As Eric Hobsbawm says in Fractured Times. Culture and Society in the Twentieth Century, the twentieth century was, fundamentally, the time of manifestos. The Futurists inaugurated it. In 1909 they published in Le Figaro, in France, a declaration of principles in which they proposed a new way of understanding art. For example, conceiving art as a space of boldness, rebellion and challenge. Or propose that in art there is no greater beauty than that of struggle. The art manifestos that followed are innumerable. Surrealism, Dada, Fluxus and the major avant-gardes all had their own list of what art should be like.

Some critics have traced this way of understanding art as a link to Marx’s Communist Manifesto. Art is not only made, it is also spoken. And, more importantly, it is declared. From my point of view, the appearance of manifestos can be read from two perspectives. The first tells us that art entered a time where it is difficult to define it. While for one group art is aggressive and reckless (Futurism), for others it is “a dictation of thought, without the regulatory intervention of reason” (Surrealism) or the right of the artist to “create a world whose elements are their own means, a sober and defined work, without argument” (Dadaism). All artists have their own theories about what art should be like. There is only semantic richness in this disagreement. Art can be everything. But not just anything.

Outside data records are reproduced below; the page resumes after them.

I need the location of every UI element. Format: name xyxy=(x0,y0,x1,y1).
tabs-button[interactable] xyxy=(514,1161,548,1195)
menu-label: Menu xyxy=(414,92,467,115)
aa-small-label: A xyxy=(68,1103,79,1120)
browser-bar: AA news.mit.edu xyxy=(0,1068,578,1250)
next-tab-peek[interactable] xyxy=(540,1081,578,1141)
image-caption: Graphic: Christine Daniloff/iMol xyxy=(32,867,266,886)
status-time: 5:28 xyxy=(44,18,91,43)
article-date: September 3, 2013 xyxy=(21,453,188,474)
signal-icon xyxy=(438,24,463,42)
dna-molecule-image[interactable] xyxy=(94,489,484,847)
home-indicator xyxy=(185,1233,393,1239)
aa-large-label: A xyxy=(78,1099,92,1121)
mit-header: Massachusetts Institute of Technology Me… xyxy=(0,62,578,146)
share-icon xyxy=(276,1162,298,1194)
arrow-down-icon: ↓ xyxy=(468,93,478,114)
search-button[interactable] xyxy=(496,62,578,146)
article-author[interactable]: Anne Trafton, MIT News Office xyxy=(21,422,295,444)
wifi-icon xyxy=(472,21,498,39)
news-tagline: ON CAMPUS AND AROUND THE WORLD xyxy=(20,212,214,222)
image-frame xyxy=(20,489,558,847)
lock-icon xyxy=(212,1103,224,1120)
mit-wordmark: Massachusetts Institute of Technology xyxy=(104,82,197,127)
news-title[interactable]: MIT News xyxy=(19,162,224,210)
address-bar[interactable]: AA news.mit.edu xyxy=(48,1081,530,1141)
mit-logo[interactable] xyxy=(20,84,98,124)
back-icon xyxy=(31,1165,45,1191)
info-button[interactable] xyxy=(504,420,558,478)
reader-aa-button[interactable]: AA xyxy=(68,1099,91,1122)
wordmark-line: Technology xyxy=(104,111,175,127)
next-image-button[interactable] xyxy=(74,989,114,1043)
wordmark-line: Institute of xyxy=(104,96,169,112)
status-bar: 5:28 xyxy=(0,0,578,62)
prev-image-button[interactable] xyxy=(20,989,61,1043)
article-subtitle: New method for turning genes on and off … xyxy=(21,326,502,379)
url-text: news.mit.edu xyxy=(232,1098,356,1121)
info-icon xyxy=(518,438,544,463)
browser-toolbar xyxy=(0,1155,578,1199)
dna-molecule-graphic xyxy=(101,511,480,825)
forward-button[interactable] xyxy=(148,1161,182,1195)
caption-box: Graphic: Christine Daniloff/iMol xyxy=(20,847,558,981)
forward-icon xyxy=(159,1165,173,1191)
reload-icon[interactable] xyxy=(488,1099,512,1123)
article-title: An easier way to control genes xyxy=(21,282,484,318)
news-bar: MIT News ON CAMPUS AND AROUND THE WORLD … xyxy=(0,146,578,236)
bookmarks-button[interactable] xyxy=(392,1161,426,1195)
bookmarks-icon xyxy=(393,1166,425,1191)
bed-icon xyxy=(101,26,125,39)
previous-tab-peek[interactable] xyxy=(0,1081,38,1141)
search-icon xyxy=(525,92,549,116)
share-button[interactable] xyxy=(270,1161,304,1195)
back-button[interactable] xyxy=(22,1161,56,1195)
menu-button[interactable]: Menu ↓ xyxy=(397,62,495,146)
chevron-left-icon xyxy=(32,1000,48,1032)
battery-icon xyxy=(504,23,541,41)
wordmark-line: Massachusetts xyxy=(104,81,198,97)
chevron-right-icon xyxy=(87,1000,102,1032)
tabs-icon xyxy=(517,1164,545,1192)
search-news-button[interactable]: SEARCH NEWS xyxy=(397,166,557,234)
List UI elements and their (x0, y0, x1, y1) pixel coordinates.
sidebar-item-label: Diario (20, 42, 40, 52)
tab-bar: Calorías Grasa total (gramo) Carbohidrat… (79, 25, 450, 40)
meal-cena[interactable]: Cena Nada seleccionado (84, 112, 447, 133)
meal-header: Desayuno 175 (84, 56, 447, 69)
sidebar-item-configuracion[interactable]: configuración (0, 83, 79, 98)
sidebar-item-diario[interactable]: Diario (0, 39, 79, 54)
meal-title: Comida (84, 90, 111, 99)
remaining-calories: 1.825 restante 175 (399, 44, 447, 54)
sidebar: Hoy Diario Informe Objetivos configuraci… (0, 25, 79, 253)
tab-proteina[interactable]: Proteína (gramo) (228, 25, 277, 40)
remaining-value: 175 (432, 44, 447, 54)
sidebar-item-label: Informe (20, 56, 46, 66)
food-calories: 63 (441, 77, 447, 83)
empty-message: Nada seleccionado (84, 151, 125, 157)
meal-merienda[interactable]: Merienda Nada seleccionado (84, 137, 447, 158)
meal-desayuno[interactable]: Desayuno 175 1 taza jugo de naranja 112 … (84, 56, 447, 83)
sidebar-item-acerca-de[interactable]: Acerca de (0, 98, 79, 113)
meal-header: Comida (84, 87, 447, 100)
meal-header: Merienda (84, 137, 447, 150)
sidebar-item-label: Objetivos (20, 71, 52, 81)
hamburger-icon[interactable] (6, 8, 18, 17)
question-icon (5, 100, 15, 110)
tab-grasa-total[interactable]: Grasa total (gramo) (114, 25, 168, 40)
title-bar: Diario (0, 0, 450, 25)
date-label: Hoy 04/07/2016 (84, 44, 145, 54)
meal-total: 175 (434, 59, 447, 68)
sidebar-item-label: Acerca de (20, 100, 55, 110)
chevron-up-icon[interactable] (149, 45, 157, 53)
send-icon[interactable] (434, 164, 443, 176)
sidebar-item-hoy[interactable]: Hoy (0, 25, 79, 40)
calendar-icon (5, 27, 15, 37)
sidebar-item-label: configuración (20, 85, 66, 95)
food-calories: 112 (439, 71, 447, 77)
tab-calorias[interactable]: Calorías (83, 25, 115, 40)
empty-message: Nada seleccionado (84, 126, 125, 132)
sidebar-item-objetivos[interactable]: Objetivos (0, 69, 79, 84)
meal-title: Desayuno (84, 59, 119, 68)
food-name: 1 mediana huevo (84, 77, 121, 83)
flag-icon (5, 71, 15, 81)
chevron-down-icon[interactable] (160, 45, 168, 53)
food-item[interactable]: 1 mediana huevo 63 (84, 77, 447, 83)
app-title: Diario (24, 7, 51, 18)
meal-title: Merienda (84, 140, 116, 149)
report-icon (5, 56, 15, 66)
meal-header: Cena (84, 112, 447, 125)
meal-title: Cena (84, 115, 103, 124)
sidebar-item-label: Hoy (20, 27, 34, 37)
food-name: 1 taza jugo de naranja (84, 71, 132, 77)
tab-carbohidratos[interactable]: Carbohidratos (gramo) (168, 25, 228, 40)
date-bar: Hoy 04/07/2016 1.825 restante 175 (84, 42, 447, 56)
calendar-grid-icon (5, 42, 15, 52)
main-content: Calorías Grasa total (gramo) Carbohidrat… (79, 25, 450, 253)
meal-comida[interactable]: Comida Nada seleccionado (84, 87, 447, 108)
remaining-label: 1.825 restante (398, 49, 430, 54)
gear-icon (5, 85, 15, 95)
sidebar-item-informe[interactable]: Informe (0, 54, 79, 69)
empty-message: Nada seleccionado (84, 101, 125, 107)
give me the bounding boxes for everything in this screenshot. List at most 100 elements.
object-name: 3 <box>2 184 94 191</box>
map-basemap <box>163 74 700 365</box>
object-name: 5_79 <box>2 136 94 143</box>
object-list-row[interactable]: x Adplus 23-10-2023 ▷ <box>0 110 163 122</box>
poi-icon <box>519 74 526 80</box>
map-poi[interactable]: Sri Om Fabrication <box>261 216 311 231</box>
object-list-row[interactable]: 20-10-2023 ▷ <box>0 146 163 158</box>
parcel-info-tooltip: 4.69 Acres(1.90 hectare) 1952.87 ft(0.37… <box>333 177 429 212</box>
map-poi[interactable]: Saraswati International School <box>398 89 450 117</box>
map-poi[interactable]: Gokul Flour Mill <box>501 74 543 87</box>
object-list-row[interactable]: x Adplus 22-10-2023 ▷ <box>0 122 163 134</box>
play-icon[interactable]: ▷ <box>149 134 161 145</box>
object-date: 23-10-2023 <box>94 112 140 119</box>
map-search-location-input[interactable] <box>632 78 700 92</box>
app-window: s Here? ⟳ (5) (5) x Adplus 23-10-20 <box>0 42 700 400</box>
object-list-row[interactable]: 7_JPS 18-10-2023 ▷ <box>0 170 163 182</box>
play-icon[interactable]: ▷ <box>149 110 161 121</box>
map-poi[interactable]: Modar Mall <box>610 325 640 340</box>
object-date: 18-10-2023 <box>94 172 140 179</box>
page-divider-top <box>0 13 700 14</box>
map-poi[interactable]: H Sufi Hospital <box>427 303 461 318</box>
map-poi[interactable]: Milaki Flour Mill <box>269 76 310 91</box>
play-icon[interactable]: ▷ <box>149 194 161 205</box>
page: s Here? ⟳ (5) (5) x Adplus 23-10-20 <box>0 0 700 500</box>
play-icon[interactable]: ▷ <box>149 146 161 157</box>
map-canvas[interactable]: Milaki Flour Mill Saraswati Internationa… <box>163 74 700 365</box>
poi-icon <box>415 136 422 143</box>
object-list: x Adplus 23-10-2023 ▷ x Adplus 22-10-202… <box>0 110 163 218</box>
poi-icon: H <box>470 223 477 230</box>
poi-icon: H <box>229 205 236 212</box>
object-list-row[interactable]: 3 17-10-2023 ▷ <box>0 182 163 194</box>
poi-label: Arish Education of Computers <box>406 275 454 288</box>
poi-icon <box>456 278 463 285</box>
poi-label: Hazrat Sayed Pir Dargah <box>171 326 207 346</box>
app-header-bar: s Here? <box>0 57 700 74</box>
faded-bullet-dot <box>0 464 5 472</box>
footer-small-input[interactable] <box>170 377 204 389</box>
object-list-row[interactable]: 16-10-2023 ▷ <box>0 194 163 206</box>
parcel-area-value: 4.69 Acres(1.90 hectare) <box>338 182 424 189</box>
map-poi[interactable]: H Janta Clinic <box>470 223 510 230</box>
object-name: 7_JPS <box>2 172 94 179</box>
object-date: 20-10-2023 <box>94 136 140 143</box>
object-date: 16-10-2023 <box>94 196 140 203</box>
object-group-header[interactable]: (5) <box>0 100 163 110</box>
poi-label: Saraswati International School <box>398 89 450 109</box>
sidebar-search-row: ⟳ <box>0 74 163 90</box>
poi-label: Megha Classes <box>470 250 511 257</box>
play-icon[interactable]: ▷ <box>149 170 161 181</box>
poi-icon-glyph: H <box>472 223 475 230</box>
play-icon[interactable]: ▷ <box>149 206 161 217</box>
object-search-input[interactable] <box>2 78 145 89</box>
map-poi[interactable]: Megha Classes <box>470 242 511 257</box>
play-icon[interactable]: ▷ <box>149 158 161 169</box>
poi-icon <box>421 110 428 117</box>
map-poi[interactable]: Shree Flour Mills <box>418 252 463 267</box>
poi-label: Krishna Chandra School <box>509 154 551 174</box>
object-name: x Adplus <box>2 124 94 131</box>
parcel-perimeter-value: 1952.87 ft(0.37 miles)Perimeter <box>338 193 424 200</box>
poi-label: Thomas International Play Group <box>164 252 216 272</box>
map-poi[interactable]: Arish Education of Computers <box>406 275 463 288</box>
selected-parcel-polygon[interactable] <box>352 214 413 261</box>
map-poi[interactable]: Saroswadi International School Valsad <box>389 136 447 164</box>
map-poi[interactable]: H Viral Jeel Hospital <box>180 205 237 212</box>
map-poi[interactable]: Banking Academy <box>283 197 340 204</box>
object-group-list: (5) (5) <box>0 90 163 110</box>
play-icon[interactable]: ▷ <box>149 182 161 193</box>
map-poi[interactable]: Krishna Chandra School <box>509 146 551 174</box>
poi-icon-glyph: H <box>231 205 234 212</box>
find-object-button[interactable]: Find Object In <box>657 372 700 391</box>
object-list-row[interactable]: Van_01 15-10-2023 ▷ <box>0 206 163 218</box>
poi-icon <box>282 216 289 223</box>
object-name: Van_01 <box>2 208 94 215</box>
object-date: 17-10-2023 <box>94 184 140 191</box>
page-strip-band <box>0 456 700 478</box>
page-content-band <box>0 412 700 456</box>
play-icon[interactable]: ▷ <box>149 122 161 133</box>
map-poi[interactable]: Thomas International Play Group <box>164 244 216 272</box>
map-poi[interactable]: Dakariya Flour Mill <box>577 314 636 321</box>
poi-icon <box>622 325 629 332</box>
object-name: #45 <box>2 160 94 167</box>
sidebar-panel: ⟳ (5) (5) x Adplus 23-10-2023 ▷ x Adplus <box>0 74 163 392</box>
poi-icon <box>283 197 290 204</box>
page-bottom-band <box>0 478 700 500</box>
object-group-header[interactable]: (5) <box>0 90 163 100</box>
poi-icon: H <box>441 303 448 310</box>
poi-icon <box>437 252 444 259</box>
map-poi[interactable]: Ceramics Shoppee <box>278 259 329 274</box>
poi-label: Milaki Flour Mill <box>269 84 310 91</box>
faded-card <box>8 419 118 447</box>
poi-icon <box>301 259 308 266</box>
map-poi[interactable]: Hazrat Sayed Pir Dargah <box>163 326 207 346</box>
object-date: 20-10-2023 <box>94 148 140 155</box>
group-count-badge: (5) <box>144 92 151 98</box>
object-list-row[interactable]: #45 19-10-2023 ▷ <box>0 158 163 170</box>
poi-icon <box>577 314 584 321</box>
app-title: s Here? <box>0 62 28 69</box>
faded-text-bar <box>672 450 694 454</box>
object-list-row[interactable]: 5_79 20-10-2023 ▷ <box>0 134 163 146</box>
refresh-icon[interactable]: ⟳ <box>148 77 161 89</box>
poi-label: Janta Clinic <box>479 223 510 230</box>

On the other hand, manifestos assume that every artistic action must have an argument behind it. What distinguishes the avant-garde from gossip is precisely the ideas, concepts and theoretical supports that exist behind each artistic piece.

Are manifests necessary?

The answer seems to say Yes! However, not all artists belong to a group nor do they have the obligation to declare a theoretical position regarding contemporary art. As shown by the magnificent Manifesto (2015), starring Cate Blanchet and directed by Julian Rosefeldt, manifestos offer new possibilities of life to the works that emerge from them. This literature mutates from its natural habitat to turn words into images and vice versa. As Michel Foucault did in The Order of Things when he converts Velázquez‘s Las Meninas into a text fragment, manifestos offer the possibility of carrying out intertextual relationships. Where images are saturated, written words resist; where words are insufficient, images produce new meanings.

Is there the great manifesto of the 21st century? Does the next decade await us with new artistic manifestos capable of shaking the structures of art? The answers are yet to come.